1997年の国税庁を動員した大統領選挙資金募金事件、いわゆる「税風事件」の一審で、元ハンナラ党議員の徐相穆(ソ・サンモク)被告をはじめ被告全員に有罪判決が言い渡された。
ソウル地方裁判所の刑事合議21部(裁判長・黄賛鉉部長判事)は18日、国税庁を利用して大統領選挙資金を不法募金した容疑(政治資金法違反)などで在宅起訴された徐氏に対して、懲役1年6ヵ月を言い渡し、法廷拘束した。
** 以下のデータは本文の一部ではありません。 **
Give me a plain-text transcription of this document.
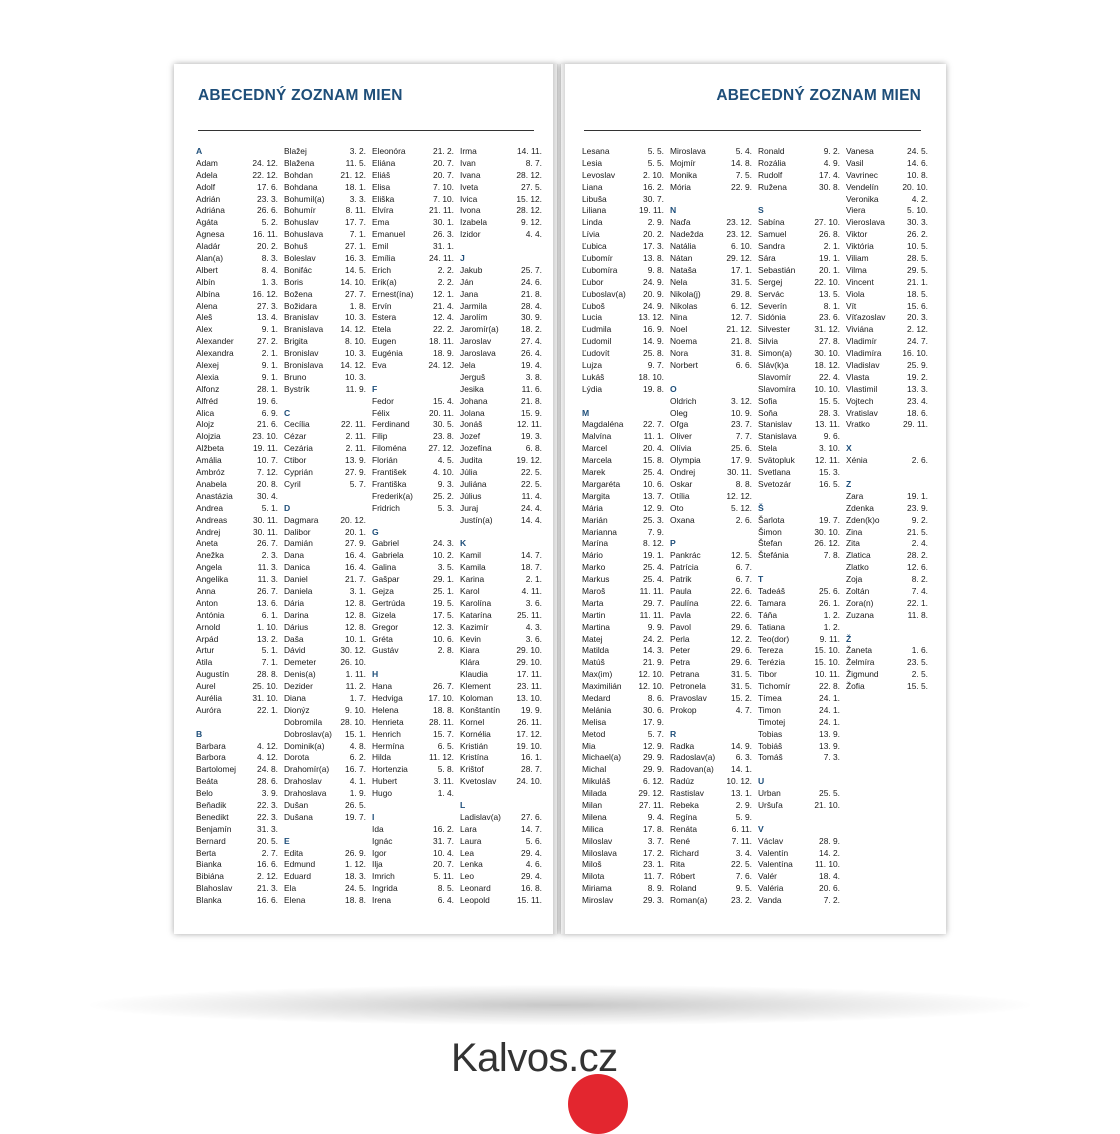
ABECEDNÝ ZOZNAM MIEN
A
Adam	24. 12.
Adela	22. 12.
Adolf	17. 6.
Adrián	23. 3.
Adriána	26. 6.
Agáta	5. 2.
Agnesa	16. 11.
Aladár	20. 2.
Alan(a)	8. 3.
Albert	8. 4.
Albín	1. 3.
Albína	16. 12.
Alena	27. 3.
Aleš	13. 4.
Alex	9. 1.
Alexander	27. 2.
Alexandra	2. 1.
Alexej	9. 1.
Alexia	9. 1.
Alfonz	28. 1.
Alfréd	19. 6.
Alica	6. 9.
Alojz	21. 6.
Alojzia	23. 10.
Alžbeta	19. 11.
Amália	10. 7.
Ambróz	7. 12.
Anabela	20. 8.
Anastázia	30. 4.
Andrea	5. 1.
Andreas	30. 11.
Andrej	30. 11.
Aneta	26. 7.
Anežka	2. 3.
Angela	11. 3.
Angelika	11. 3.
Anna	26. 7.
Anton	13. 6.
Antónia	6. 1.
Arnold	1. 10.
Arpád	13. 2.
Artur	5. 1.
Atila	7. 1.
Augustín	28. 8.
Aurel	25. 10.
Aurélia	31. 10.
Auróra	22. 1.
B
Barbara	4. 12.
Barbora	4. 12.
Bartolomej	24. 8.
Beáta	28. 6.
Belo	3. 9.
Beňadik	22. 3.
Benedikt	22. 3.
Benjamín	31. 3.
Bernard	20. 5.
Berta	2. 7.
Bianka	16. 6.
Bibiána	2. 12.
Blahoslav	21. 3.
Blanka	16. 6.
Blažej	3. 2.
Blažena	11. 5.
Bohdan	21. 12.
Bohdana	18. 1.
Bohumil(a)	3. 3.
Bohumír	8. 11.
Bohuslav	17. 7.
Bohuslava	7. 1.
Bohuš	27. 1.
Boleslav	16. 3.
Bonifác	14. 5.
Boris	14. 10.
Božena	27. 7.
Božidara	1. 8.
Branislav	10. 3.
Branislava 14. 12.
Brigita	8. 10.
Bronislav	10. 3.
Bronislava 14. 12.
Bruno	10. 3.
Bystrík	11. 9.
C
Cecília	22. 11.
Cézar	2. 11.
Cezária	2. 11.
Ctibor	13. 9.
Cyprián	27. 9.
Cyril	5. 7.
D
Dagmara	20. 12.
Dalibor	20. 1.
Damián	27. 9.
Dana	16. 4.
Danica	16. 4.
Daniel	21. 7.
Daniela	3. 1.
Dária	12. 8.
Darina	12. 8.
Dárius	12. 8.
Daša	10. 1.
Dávid	30. 12.
Demeter	26. 10.
Denis(a)	1. 11.
Dezider	11. 2.
Diana	1. 7.
Dionýz	9. 10.
Dobromila 28. 10.
Dobroslav(a) 15. 1.
Dominik(a)	4. 8.
Dorota	6. 2.
Drahomír(a) 16. 7.
Drahoslav	4. 1.
Drahoslava	1. 9.
Dušan	26. 5.
Dušana	19. 7.
E
Edita	26. 9.
Edmund	1. 12.
Eduard	18. 3.
Ela	24. 5.
Elena	18. 8.
Eleonóra	21. 2.
Eliána	20. 7.
Eliáš	20. 7.
Elisa	7. 10.
Eliška	7. 10.
Elvíra	21. 11.
Ema	30. 1.
Emanuel	26. 3.
Emil	31. 1.
Emília	24. 11.
Erich	2. 2.
Erik(a)	2. 2.
Ernest(ína) 12. 1.
Ervín	21. 4.
Estera	12. 4.
Etela	22. 2.
Eugen	18. 11.
Eugénia	18. 9.
Eva	24. 12.
F
Fedor	15. 4.
Félix	20. 11.
Ferdinand	30. 5.
Filip	23. 8.
Filoména	27. 12.
Florián	4. 5.
František	4. 10.
Františka	9. 3.
Frederik(a) 25. 2.
Fridrich	5. 3.
G
Gabriel	24. 3.
Gabriela	10. 2.
Galina	3. 5.
Gašpar	29. 1.
Gejza	25. 1.
Gertrúda	19. 5.
Gizela	17. 5.
Gregor	12. 3.
Gréta	10. 6.
Gustáv	2. 8.
H
Hana	26. 7.
Hedviga	17. 10.
Helena	18. 8.
Henrieta	28. 11.
Henrich	15. 7.
Hermína	6. 5.
Hilda	11. 12.
Hortenzia	5. 8.
Hubert	3. 11.
Hugo	1. 4.
I
Ida	16. 2.
Ignác	31. 7.
Igor	10. 4.
Ilja	20. 7.
Imrich	5. 11.
Ingrida	8. 5.
Irena	6. 4.
Irma	14. 11.
Ivan	8. 7.
Ivana	28. 12.
Iveta	27. 5.
Ivica	15. 12.
Ivona	28. 12.
Izabela	9. 12.
Izidor	4. 4.
J
Jakub	25. 7.
Ján	24. 6.
Jana	21. 8.
Jarmila	28. 4.
Jarolím	30. 9.
Jaromír(a)	18. 2.
Jaroslav	27. 4.
Jaroslava	26. 4.
Jela	19. 4.
Jerguš	3. 8.
Jesika	11. 6.
Johana	21. 8.
Jolana	15. 9.
Jonáš	12. 11.
Jozef	19. 3.
Jozefína	6. 8.
Judita	19. 12.
Júlia	22. 5.
Juliána	22. 5.
Július	11. 4.
Juraj	24. 4.
Justín(a)	14. 4.
K
Kamil	14. 7.
Kamila	18. 7.
Karina	2. 1.
Karol	4. 11.
Karolína	3. 6.
Katarína	25. 11.
Kazimír	4. 3.
Kevin	3. 6.
Kiara	29. 10.
Klára	29. 10.
Klaudia	17. 11.
Klement	23. 11.
Koloman	13. 10.
Konštantín 19. 9.
Kornel	26. 11.
Kornélia	17. 12.
Kristián	19. 10.
Kristína	16. 1.
Krištof	28. 7.
Kvetoslav 24. 10.
L
Ladislav(a) 27. 6.
Lara	14. 7.
Laura	5. 6.
Lea	29. 4.
Lenka	4. 6.
Leo	29. 4.
Leonard	16. 8.
Leopold	15. 11.
ABECEDNÝ ZOZNAM MIEN
Lesana	5. 5.
Lesia	5. 5.
Levoslav	2. 10.
Liana	16. 2.
Libuša	30. 7.
Liliana	19. 11.
Linda	2. 9.
Lívia	20. 2.
Ľubica	17. 3.
Ľubomír	13. 8.
Ľubomíra	9. 8.
Ľubor	24. 9.
Ľuboslav(a) 20. 9.
Ľuboš	24. 9.
Lucia	13. 12.
Ľudmila	16. 9.
Ľudomil	14. 9.
Ľudovít	25. 8.
Lujza	9. 7.
Lukáš	18. 10.
Lýdia	19. 8.
M
Magdaléna 22. 7.
Malvína	11. 1.
Marcel	20. 4.
Marcela	15. 8.
Marek	25. 4.
Margaréta	10. 6.
Margita	13. 7.
Mária	12. 9.
Marián	25. 3.
Marianna	7. 9.
Marína	8. 12.
Mário	19. 1.
Marko	25. 4.
Markus	25. 4.
Maroš	11. 11.
Marta	29. 7.
Martin	11. 11.
Martina	9. 9.
Matej	24. 2.
Matilda	14. 3.
Matúš	21. 9.
Max(im)	12. 10.
Maximilián 12. 10.
Medard	8. 6.
Melánia	30. 6.
Melisa	17. 9.
Metod	5. 7.
Mia	12. 9.
Michael(a)	29. 9.
Michal	29. 9.
Mikuláš	6. 12.
Milada	29. 12.
Milan	27. 11.
Milena	9. 4.
Milica	17. 8.
Miloslav	3. 7.
Miloslava	17. 2.
Miloš	23. 1.
Milota	11. 7.
Miriama	8. 9.
Miroslav	29. 3.
Miroslava	5. 4.
Mojmír	14. 8.
Monika	7. 5.
Mória	22. 9.
N
Naďa	23. 12.
Nadežda	23. 12.
Natália	6. 10.
Nátan	29. 12.
Nataša	17. 1.
Nela	31. 5.
Nikola(j)	29. 8.
Nikolas	6. 12.
Nina	12. 7.
Noel	21. 12.
Noema	21. 8.
Nora	31. 8.
Norbert	6. 6.
O
Oldrich	3. 12.
Oleg	10. 9.
Oľga	23. 7.
Oliver	7. 7.
Olívia	25. 6.
Olympia	17. 9.
Ondrej	30. 11.
Oskar	8. 8.
Otília	12. 12.
Oto	5. 12.
Oxana	2. 6.
P
Pankrác	12. 5.
Patrícia	6. 7.
Patrik	6. 7.
Paula	22. 6.
Paulína	22. 6.
Pavla	22. 6.
Pavol	29. 6.
Perla	12. 2.
Peter	29. 6.
Petra	29. 6.
Petrana	31. 5.
Petronela	31. 5.
Pravoslav	15. 2.
Prokop	4. 7.
R
Radka	14. 9.
Radoslav(a) 6. 3.
Radovan(a) 14. 1.
Radúz	10. 12.
Rastislav	13. 1.
Rebeka	2. 9.
Regína	5. 9.
Renáta	6. 11.
René	7. 11.
Richard	3. 4.
Rita	22. 5.
Róbert	7. 6.
Roland	9. 5.
Roman(a)	23. 2.
Ronald	9. 2.
Rozália	4. 9.
Rudolf	17. 4.
Ružena	30. 8.
S
Sabína	27. 10.
Samuel	26. 8.
Sandra	2. 1.
Sára	19. 1.
Sebastián	20. 1.
Sergej	22. 10.
Servác	13. 5.
Severín	8. 1.
Sidónia	23. 6.
Silvester	31. 12.
Silvia	27. 8.
Simon(a)	30. 10.
Sláv(k)a	18. 12.
Slavomír	22. 4.
Slavomíra 10. 10.
Sofia	15. 5.
Soňa	28. 3.
Stanislav	13. 11.
Stanislava	9. 6.
Stela	3. 10.
Svätopluk 12. 11.
Svetlana	15. 3.
Svetozár	16. 5.
Š
Šarlota	19. 7.
Šimon	30. 10.
Štefan	26. 12.
Štefánia	7. 8.
T
Tadeáš	25. 6.
Tamara	26. 1.
Táňa	1. 2.
Tatiana	1. 2.
Teo(dor)	9. 11.
Tereza	15. 10.
Terézia	15. 10.
Tibor	10. 11.
Tichomír	22. 8.
Tímea	24. 1.
Timon	24. 1.
Timotej	24. 1.
Tobias	13. 9.
Tobiáš	13. 9.
Tomáš	7. 3.
U
Urban	25. 5.
Uršuľa	21. 10.
V
Václav	28. 9.
Valentín	14. 2.
Valentína	11. 10.
Valér	18. 4.
Valéria	20. 6.
Vanda	7. 2.
Vanesa	24. 5.
Vasil	14. 6.
Vavrinec	10. 8.
Vendelín	20. 10.
Veronika	4. 2.
Viera	5. 10.
Vieroslava	30. 3.
Viktor	26. 2.
Viktória	10. 5.
Viliam	28. 5.
Vilma	29. 5.
Vincent	21. 1.
Viola	18. 5.
Vít	15. 6.
Víťazoslav	20. 3.
Viviána	2. 12.
Vladimír	24. 7.
Vladimíra	16. 10.
Vladislav	25. 9.
Vlasta	19. 2.
Vlastimil	13. 3.
Vojtech	23. 4.
Vratislav	18. 6.
Vratko	29. 11.
X
Xénia	2. 6.
Z
Zara	19. 1.
Zdenka	23. 9.
Zden(k)o	9. 2.
Zina	21. 5.
Zita	2. 4.
Zlatica	28. 2.
Zlatko	12. 6.
Zoja	8. 2.
Zoltán	7. 4.
Zora(n)	22. 1.
Zuzana	11. 8.
Ž
Žaneta	1. 6.
Želmíra	23. 5.
Žigmund	2. 5.
Žofia	15. 5.
Kalvos.cz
また、同様の容疑で在宅起訴された元国税庁次長の李碩熙(イ・ソクヒ)被告に懲役2年、李会昌(イ・フェチャン)前ハンナラ党総裁の実弟・会晟(フェソン)氏に懲役1年、執行猶予2年と罰金5000万ウォン、元国税庁長の林采柱(イム・チェジュ)被告に懲役1年6ヵ月、執行猶予3年、元ハンナラ党財政局長の金兌原(キム・テウォン)被告に罰金2000万ウォンを言い渡した。
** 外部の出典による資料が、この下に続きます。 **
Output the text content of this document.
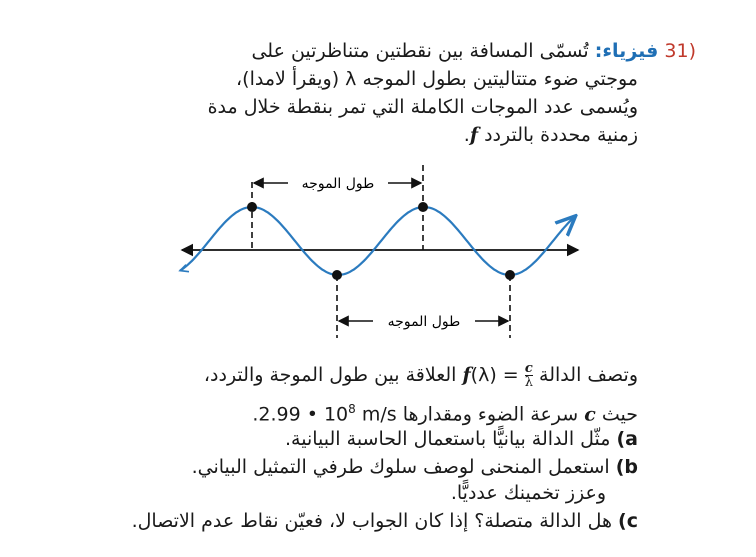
(31 فيزياء: تُسمّى المسافة بين نقطتين متناظرتين على
موجتي ضوء متتاليتين بطول الموجه λ (ويقرأ لامدا)،
ويُسمى عدد الموجات الكاملة التي تمر بنقطة خلال مدة
زمنية محددة بالتردد f.
طول الموجه
طول الموجه
وتصف الدالة $f(\lambda) = \frac{c}{\lambda}$
العلاقة بين طول الموجة والتردد،
حيث c سرعة الضوء ومقدارها 2.99 • $10^8$ m/s.
a) مثّل الدالة بيانيًّا باستعمال الحاسبة البيانية.
b) استعمل المنحنى لوصف سلوك طرفي التمثيل البياني.
وعزز تخمينك عدديًّا.
c) هل الدالة متصلة؟ إذا كان الجواب لا، فعيّن نقاط عدم الاتصال.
判決は、「被告人たちは『税風事件』が政治弾圧だと主張するが、租税賦課と徴収に裁量権を持つ国税庁が企業に不当な資金を要求したことは、政治資金の慣行を歪曲し、企業に莫大な負担を与えたものであり、捜査に政治的考慮があったとしても、責任を問わなければならない」とした。
判決は、また「今回の事件は、大統領選挙当時、ハンナラ党の李会昌大統領候補の当選のために、ハンナラ党幹部と国税庁幹部らが共謀して、金融危機直後、資金調達が困難な企業に不当な影響力を行使して金を集めたものだ」と明らかにした。
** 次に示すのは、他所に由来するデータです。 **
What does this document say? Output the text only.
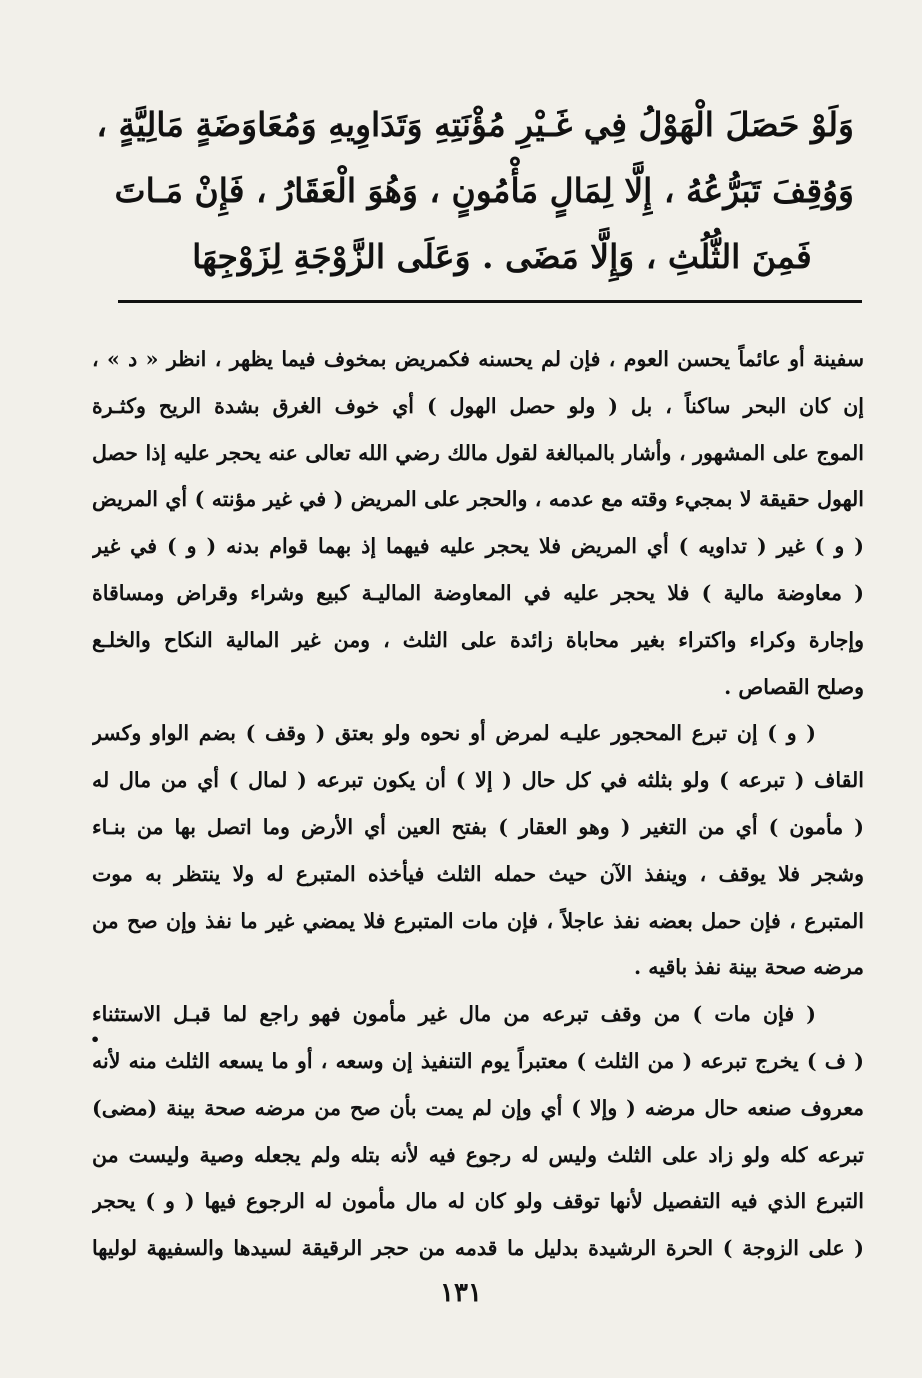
وَلَوْ حَصَلَ الْهَوْلُ فِي غَـيْرِ مُؤْنَتِهِ وَتَدَاوِيهِ وَمُعَاوَضَةٍ مَالِيَّةٍ ،
وَوُقِفَ تَبَرُّعُهُ ، إِلَّا لِمَالٍ مَأْمُونٍ ، وَهُوَ الْعَقَارُ ، فَإِنْ مَـاتَ
فَمِنَ الثُّلُثِ ، وَإِلَّا مَضَى . وَعَلَى الزَّوْجَةِ لِزَوْجِهَا
سفينة أو عائماً يحسن العوم ، فإن لم يحسنه فكمريض بمخوف فيما يظهر ، انظر « د » ،
إن كان البحر ساكناً ، بل ( ولو حصل الهول ) أي خوف الغرق بشدة الريح وكثـرة
الموج على المشهور ، وأشار بالمبالغة لقول مالك رضي الله تعالى عنه يحجر عليه إذا حصل
الهول حقيقة لا بمجيء وقته مع عدمه ، والحجر على المريض ( في غير مؤنته ) أي المريض
( و ) غير ( تداويه ) أي المريض فلا يحجر عليه فيهما إذ بهما قوام بدنه ( و ) في غير
( معاوضة مالية ) فلا يحجر عليه في المعاوضة الماليـة كبيع وشراء وقراض ومساقاة
وإجارة وكراء واكتراء بغير محاباة زائدة على الثلث ، ومن غير المالية النكاح والخلـع
وصلح القصاص .
( و ) إن تبرع المحجور عليـه لمرض أو نحوه ولو بعتق ( وقف ) بضم الواو وكسر
القاف ( تبرعه ) ولو بثلثه في كل حال ( إلا ) أن يكون تبرعه ( لمال ) أي من مال له
( مأمون ) أي من التغير ( وهو العقار ) بفتح العين أي الأرض وما اتصل بها من بنـاء
وشجر فلا يوقف ، وينفذ الآن حيث حمله الثلث فيأخذه المتبرع له ولا ينتظر به موت
المتبرع ، فإن حمل بعضه نفذ عاجلاً ، فإن مات المتبرع فلا يمضي غير ما نفذ وإن صح من
مرضه صحة بينة نفذ باقيه .
( فإن مات ) من وقف تبرعه من مال غير مأمون فهو راجع لما قبـل الاستثناء
( ف ) يخرج تبرعه ( من الثلث ) معتبراً يوم التنفيذ إن وسعه ، أو ما يسعه الثلث منه لأنه
معروف صنعه حال مرضه ( وإلا ) أي وإن لم يمت بأن صح من مرضه صحة بينة (مضى)
تبرعه كله ولو زاد على الثلث وليس له رجوع فيه لأنه بتله ولم يجعله وصية وليست من
التبرع الذي فيه التفصيل لأنها توقف ولو كان له مال مأمون له الرجوع فيها ( و ) يحجر
( على الزوجة ) الحرة الرشيدة بدليل ما قدمه من حجر الرقيقة لسيدها والسفيهة لوليها
١٣١
•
さらに、徐相穆被告に対しては、97年の大統領選前に李碩熙氏に選挙資金の募金を依頼し、これが事件の発端となったとして「税風事件に主導的な役割をした点が認められる」とつけ加えた。
同日の裁判では、97年11月に、国家安全企画部(安企部、国家情報院の前身)が公企業である韓国重工業から大統領選挙資金3億ウォンを不法募金した事件に関与して起訴された権寧海(クォン・ヨンへ)元安企部長に懲役10ヵ月と資格停止1年が言い渡された。しかし、権氏の年齢と持病などを考慮して法廷拘束はしなかった。
徐被告らは、97年の大統領選挙の前に、国税庁を動員して23の企業から166億3000万ウォンの大統領選挙資金を不法募金した容疑などで起訴されていた。